This work addresses the vulnerability of fine-tuned deep neural networks to backdoor attacks, a threat often overlooked in existing defenses that typically rely on prior knowledge of triggers or poisoned data. The authors propose MIST, a novel framework that formulates backdoor detection as a regression problem of model evolution consistency based on pre-activation spectra. By characterizing the spectral evolution patterns of internal representations during benign fine-tuning and identifying updates that significantly deviate from this norm, MIST operates without any assumptions about the attack. It is applicable to both single-step and multi-step fine-tuning scenarios. Extensive experiments across four benchmark datasets and eight diverse backdoor attacks demonstrate that MIST achieves superior detection accuracy after just one update compared to state-of-the-art methods, while maintaining stable performance throughout multiple rounds of benign fine-tuning.

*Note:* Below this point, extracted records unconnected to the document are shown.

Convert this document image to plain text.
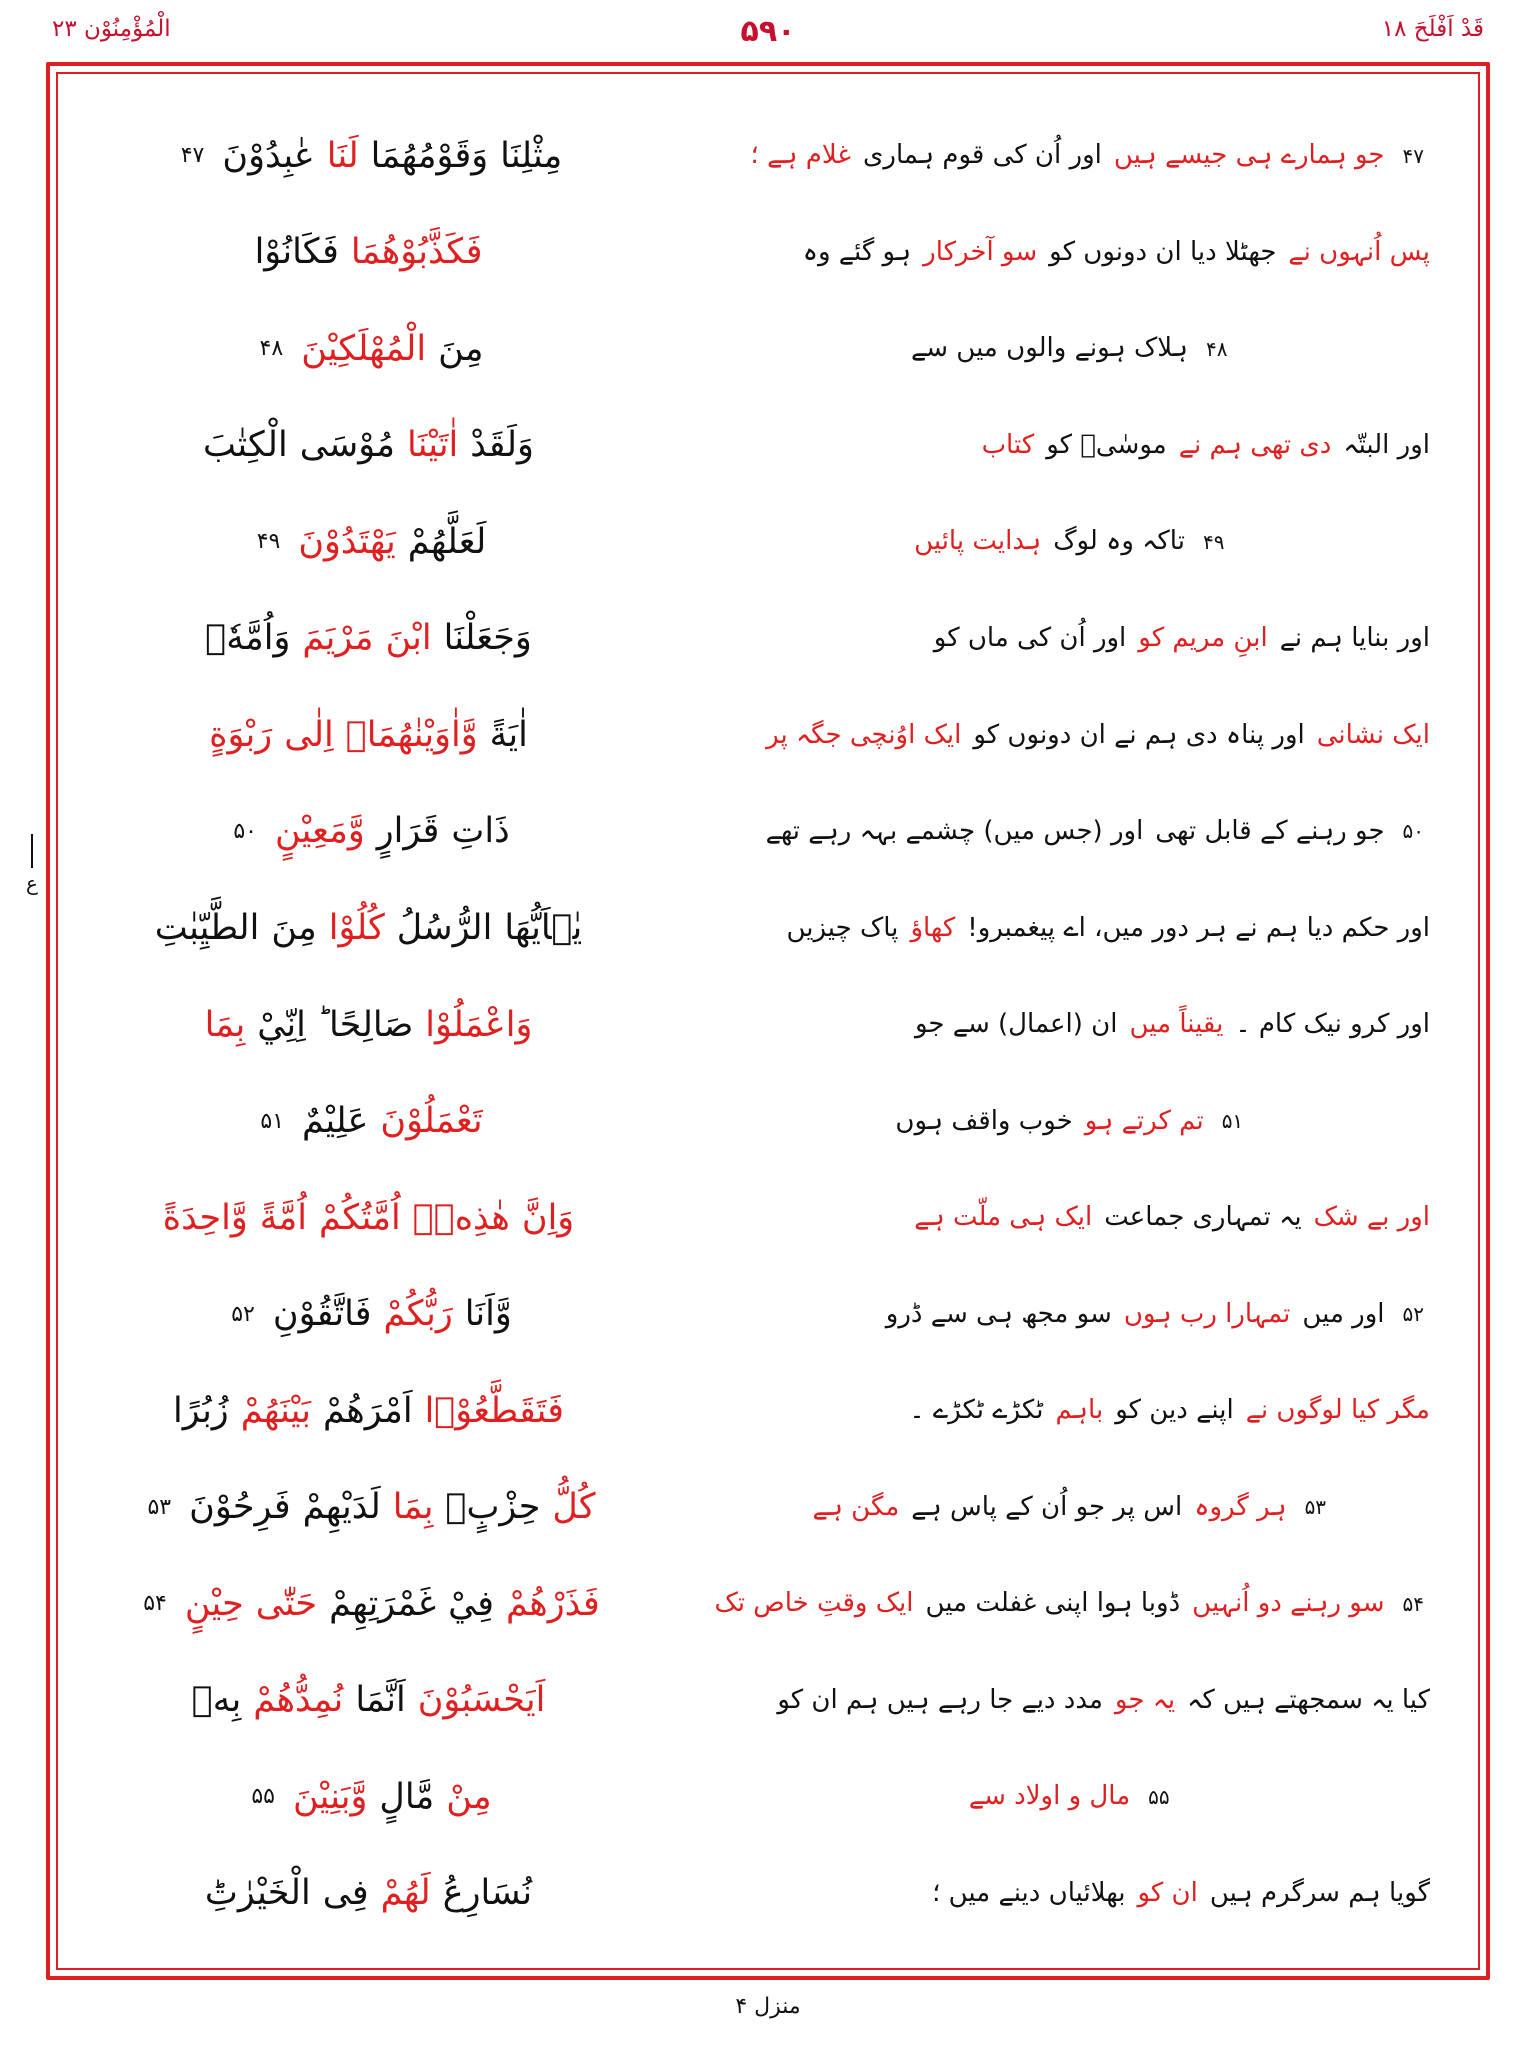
الْمُؤْمِنُوْن ٢٣	۵۹۰	قَدْ اَفْلَحَ ١٨
ع
۴۷
جو ہمارے ہی جیسے ہیں
اور اُن کی قوم ہماری
غلام ہے ؛
پس اُنہوں نے
جھٹلا دیا ان دونوں کو
سو آخرکار
ہو گئے وہ
۴۸
ہلاک ہونے والوں میں سے
اور البتّہ
دی تھی ہم نے
موسٰیؑ کو
کتاب
۴۹
تاکہ وہ لوگ
ہدایت پائیں
اور بنایا ہم نے
ابنِ مریم کو
اور اُن کی ماں کو
ایک نشانی
اور پناہ دی ہم نے ان دونوں کو
ایک اوُنچی جگہ پر
۵۰
جو رہنے کے قابل تھی
اور (جس میں) چشمے بہہ رہے تھے
اور حکم دیا ہم نے ہر دور میں، اے پیغمبرو!
کھاؤ
پاک چیزیں
اور کرو نیک کام ۔
یقیناً میں
ان (اعمال) سے جو
۵۱
تم کرتے ہو
خوب واقف ہوں
اور بے شک
یہ تمہاری جماعت
ایک ہی ملّت ہے
۵۲
اور میں
تمہارا رب ہوں
سو مجھ ہی سے ڈرو
مگر کیا لوگوں نے
اپنے دین کو
باہم
ٹکڑے ٹکڑے ۔
۵۳
ہر گروہ
اس پر جو اُن کے پاس ہے
مگن ہے
۵۴
سو رہنے دو اُنہیں
ڈوبا ہوا اپنی غفلت میں
ایک وقتِ خاص تک
کیا یہ سمجھتے ہیں کہ
یہ جو
مدد دیے جا رہے ہیں ہم ان کو
۵۵
مال و اولاد سے
گویا ہم سرگرم ہیں
ان کو
بھلائیاں دینے میں ؛
مِثْلِنَا
وَقَوْمُهُمَا
لَنَا
عٰبِدُوْنَ
۴۷
فَكَذَّبُوْهُمَا
فَكَانُوْا
مِنَ
الْمُهْلَكِيْنَ
۴۸
وَلَقَدْ
اٰتَيْنَا
مُوْسَى
الْكِتٰبَ
لَعَلَّهُمْ
يَهْتَدُوْنَ
۴۹
وَجَعَلْنَا
ابْنَ
مَرْيَمَ
وَاُمَّهٗۤ
اٰيَةً
وَّاٰوَيْنٰهُمَاۤ
اِلٰى
رَبْوَةٍ
ذَاتِ
قَرَارٍ
وَّمَعِيْنٍ
۵۰
يٰۤاَيُّهَا
الرُّسُلُ
كُلُوْا
مِنَ
الطَّيِّبٰتِ
وَاعْمَلُوْا
صَالِحًا
ؕ اِنِّيْ
بِمَا
تَعْمَلُوْنَ
عَلِيْمٌ
۵۱
وَاِنَّ
هٰذِهٖۤ
اُمَّتُكُمْ
اُمَّةً
وَّاحِدَةً
وَّاَنَا
رَبُّكُمْ
فَاتَّقُوْنِ
۵۲
فَتَقَطَّعُوْۤا
اَمْرَهُمْ
بَيْنَهُمْ
زُبُرًا
كُلُّ
حِزْبٍۭ
بِمَا
لَدَيْهِمْ
فَرِحُوْنَ
۵۳
فَذَرْهُمْ
فِيْ
غَمْرَتِهِمْ
حَتّٰى
حِيْنٍ
۵۴
اَيَحْسَبُوْنَ
اَنَّمَا
نُمِدُّهُمْ
بِهٖ
مِنْ
مَّالٍ
وَّبَنِيْنَ
۵۵
نُسَارِعُ
لَهُمْ
فِى
الْخَيْرٰتِؕ
منزل ۴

Modern DNNs are repeatedly fine-tuned to incorporate new data and functionality. This evolutionary workflow introduces a security risk when updated data cannot be fully trusted, as adversaries may implant Trojans during fine-tuning. We present MIST, a Trojan detection approach that analyzes how a model's internal representations change during fine-tuning. Rather than attempting to reconstruct trigger conditions, MIST characterizes benign model evolution using pre-activation spectra and flags updates whose spectral deviations are inconsistent with this reference. This framing treats Trojan detection as a regression problem over model updates. An empirical evaluation across four datasets and eight Trojan attacks shows that spectral distances reliably distinguish Trojaned updates from clean fine-tuning. MIST outperforms state-of-the-art detection accuracy after a single update, without requiring any knowledge about the poisoned data or the trigger, and remains effective under multi-step benign evolution, with graceful and bounded degradation. These results indicate that spectral evolution provides a stable and assumption-light signal for detecting malicious model updates.